6. In the 1970's, the U.S. and Canada had comparable levels of unemployment, on average. During the 1980's however, not only did the Canadian rate increase significantly, it also began to diverge from that of the U.S.. Along with a persistently high level of unemployment in Canada, the present decade has seen a widening in the gap between the two countries. Although at least some of the differential in the 1980's can be explained by the Canadian UI program it is not clear how much, if any, of the present difference and especially its growth over that of the 80's can be attributed to UI.

The main argument in favour of the UI program in Canada being the cause of this differential has been its relative generosity in comparison to it's U.S. counterpart, especially in light of its variable entrance requirements and regionally extended benefits. Higher unemployment rates in Canada might therefore be due to the fact that it's more in the interest of non-working Canadians to be considered part of the labour force than it is for non-working Americans.

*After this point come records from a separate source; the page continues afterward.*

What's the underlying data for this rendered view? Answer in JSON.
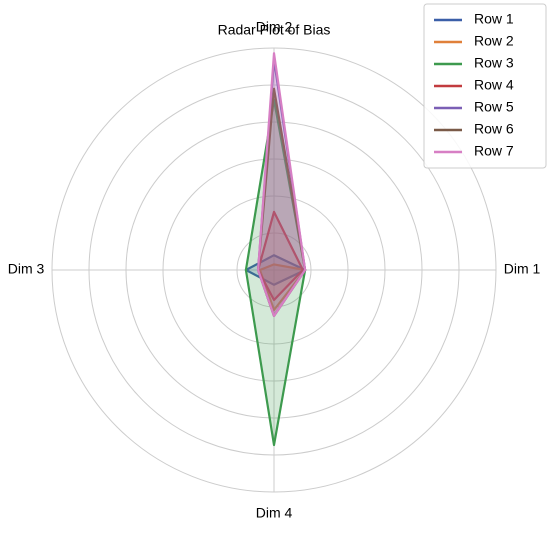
{
  "chart_data": {
    "type": "radar",
    "title": "Radar Plot of Bias",
    "categories": [
      "Dim 1",
      "Dim 2",
      "Dim 3",
      "Dim 4"
    ],
    "ylim": [
      0,
      6
    ],
    "yticks": [
      1,
      2,
      3,
      4,
      5,
      6
    ],
    "grid": true,
    "legend": "upper right",
    "series": [
      {
        "name": "Row 1",
        "color": "#3b5fa8",
        "values": [
          0.84,
          0.4,
          0.76,
          0.4
        ]
      },
      {
        "name": "Row 2",
        "color": "#e0803a",
        "values": [
          0.84,
          0.15,
          0.38,
          1.08
        ]
      },
      {
        "name": "Row 3",
        "color": "#3d9a4e",
        "values": [
          0.84,
          4.6,
          0.76,
          4.73
        ]
      },
      {
        "name": "Row 4",
        "color": "#c23b3f",
        "values": [
          0.78,
          1.57,
          0.43,
          0.81
        ]
      },
      {
        "name": "Row 5",
        "color": "#7b5fb5",
        "values": [
          0.84,
          5.68,
          0.43,
          1.24
        ]
      },
      {
        "name": "Row 6",
        "color": "#7a5a48",
        "values": [
          0.84,
          4.9,
          0.43,
          1.24
        ]
      },
      {
        "name": "Row 7",
        "color": "#d77fc4",
        "values": [
          0.84,
          5.86,
          0.43,
          1.24
        ]
      }
    ]
  }
}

Higher benefits should therefore result in higher unemployment rates, especially in regions where qualification periods are lower. Similarly, longer entitlement periods could promote longer durations of unemployment. However, changes to UI in the early 1990's have meant that the difference in generosity between the two programs has narrowed considerably. This should have resulted in a decrease in the unemployment rate differential if generosity was the cause. Instead, it has widened from two to three percentage points in the 80's to three to four points in the 90's. In regards to regionally extended benefits, empirical evidence simply does not seem to support it as an important cause, especially in the 90's when reforms made this aspect of UI even less generous.

It has also been argued that as time goes on, and more people have made use of the program, not only will unemployment increase because individuals learn how UI works and therefore become more likely to take advantage of its relative generosity, but also because the stigma attached to receiving UI is decreasing. While there is some evidence that both incidence and duration may be effected by this process, it clearly does not account for the large U.S.-Canadian unemployment rate differential.

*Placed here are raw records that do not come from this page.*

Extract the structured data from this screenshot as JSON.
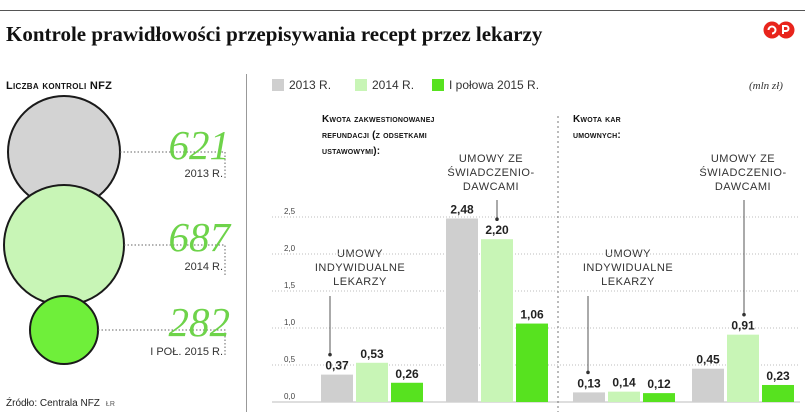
{
  "title": "Kontrole prawidłowości przepisywania recept przez lekarzy",
  "counts": {
    "title": "Liczba kontroli NFZ",
    "items": [
      {
        "value": "621",
        "label": "2013 R.",
        "color": "#d3d3d3"
      },
      {
        "value": "687",
        "label": "2014 R.",
        "color": "#c8f5b6"
      },
      {
        "value": "282",
        "label": "I POŁ. 2015 R.",
        "color": "#6fef3a"
      }
    ]
  },
  "legend": [
    {
      "label": "2013 R.",
      "color": "#cfcfcf"
    },
    {
      "label": "2014 R.",
      "color": "#c8f5b6"
    },
    {
      "label": "I połowa 2015 R.",
      "color": "#57e21f"
    }
  ],
  "unit": "(mln zł)",
  "section_titles": {
    "refund": [
      "Kwota zakwestionowanej",
      "refundacji (z odsetkami",
      "ustawowymi):"
    ],
    "penalties": [
      "Kwota kar",
      "umownych:"
    ]
  },
  "group_labels": {
    "individual": [
      "UMOWY",
      "INDYWIDUALNE",
      "LEKARZY"
    ],
    "providers": [
      "UMOWY ZE",
      "ŚWIADCZENIO-",
      "DAWCAMI"
    ]
  },
  "source": "Źródło: Centrala NFZ",
  "author_initials": "ŁR",
  "chart_data": {
    "type": "bar",
    "ylim": [
      0,
      2.5
    ],
    "yticks": [
      "0,0",
      "0,5",
      "1,0",
      "1,5",
      "2,0",
      "2,5"
    ],
    "series_names": [
      "2013 R.",
      "2014 R.",
      "I połowa 2015 R."
    ],
    "colors": [
      "#cfcfcf",
      "#c8f5b6",
      "#57e21f"
    ],
    "groups": [
      {
        "section": "Kwota zakwestionowanej refundacji (z odsetkami ustawowymi)",
        "category": "UMOWY INDYWIDUALNE LEKARZY",
        "values": [
          0.37,
          0.53,
          0.26
        ],
        "labels": [
          "0,37",
          "0,53",
          "0,26"
        ]
      },
      {
        "section": "Kwota zakwestionowanej refundacji (z odsetkami ustawowymi)",
        "category": "UMOWY ZE ŚWIADCZENIODAWCAMI",
        "values": [
          2.48,
          2.2,
          1.06
        ],
        "labels": [
          "2,48",
          "2,20",
          "1,06"
        ]
      },
      {
        "section": "Kwota kar umownych",
        "category": "UMOWY INDYWIDUALNE LEKARZY",
        "values": [
          0.13,
          0.14,
          0.12
        ],
        "labels": [
          "0,13",
          "0,14",
          "0,12"
        ]
      },
      {
        "section": "Kwota kar umownych",
        "category": "UMOWY ZE ŚWIADCZENIODAWCAMI",
        "values": [
          0.45,
          0.91,
          0.23
        ],
        "labels": [
          "0,45",
          "0,91",
          "0,23"
        ]
      }
    ]
  }
}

If the unemployment insurance program can't account for the persistently high level of unemployment in Canada then hysteresis may provide some insight. The natural-rate hypothesis holds that "fluctuations in aggregate demand affect output and employment only in the short run. In the long run, the economy returns to the levels of output, employment, and unemployment described by the classical model." Some economists now feel that these effects on output and employment may persist even in the long run. Hysteresis means that changes in the unemployment rate may alter the natural rate of unemployment. A recession, such as that in 1981-82, may therefore have had a significant long term effect on the level of unemployment, by raising the natural rate roughly three percentage points.

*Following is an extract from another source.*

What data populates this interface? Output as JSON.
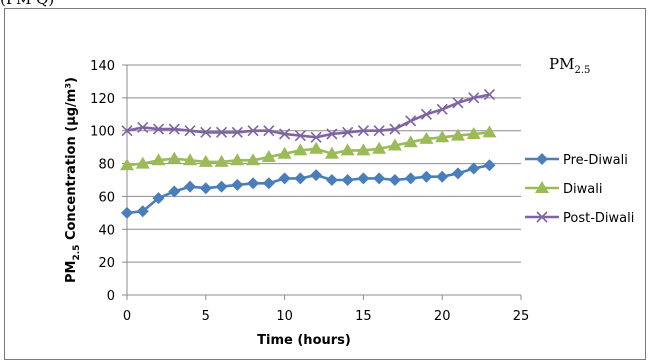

Several explanations exist on how this occurs. First, individuals might lose valuable job skills while out of work during a recession, lowering there ability to find employment. Alternatively, long periods of unemployment may reduce an individuals drive to find employment. In either case, a recession could permanently harm the process of job search, thus increasing frictional unemployment. Insider-outsider theory also suggests that recessions can permanently affect the economy by changing the process that determines wages. During a recession, some unionized workers will lose their jobs, thus becoming outsiders. Insiders, those with jobs, will care more about their own wages than the status of the outsiders and will therefore negotiate the highest wages consistent with their own employment. This may push wages to a level where the firm cannot hire back outsiders after the recession. If real wages are pushed above the equilibrium level, higher wait unemployment results. Higher levels of unionization in Canada could therefore account for our persistently higher unemployment.

7. (a) 0.561
(b) 0.544; then if there were to be no growth in the debt-GDP ratio, there could be a primary deficit of 1% of the debt, or $60 billion.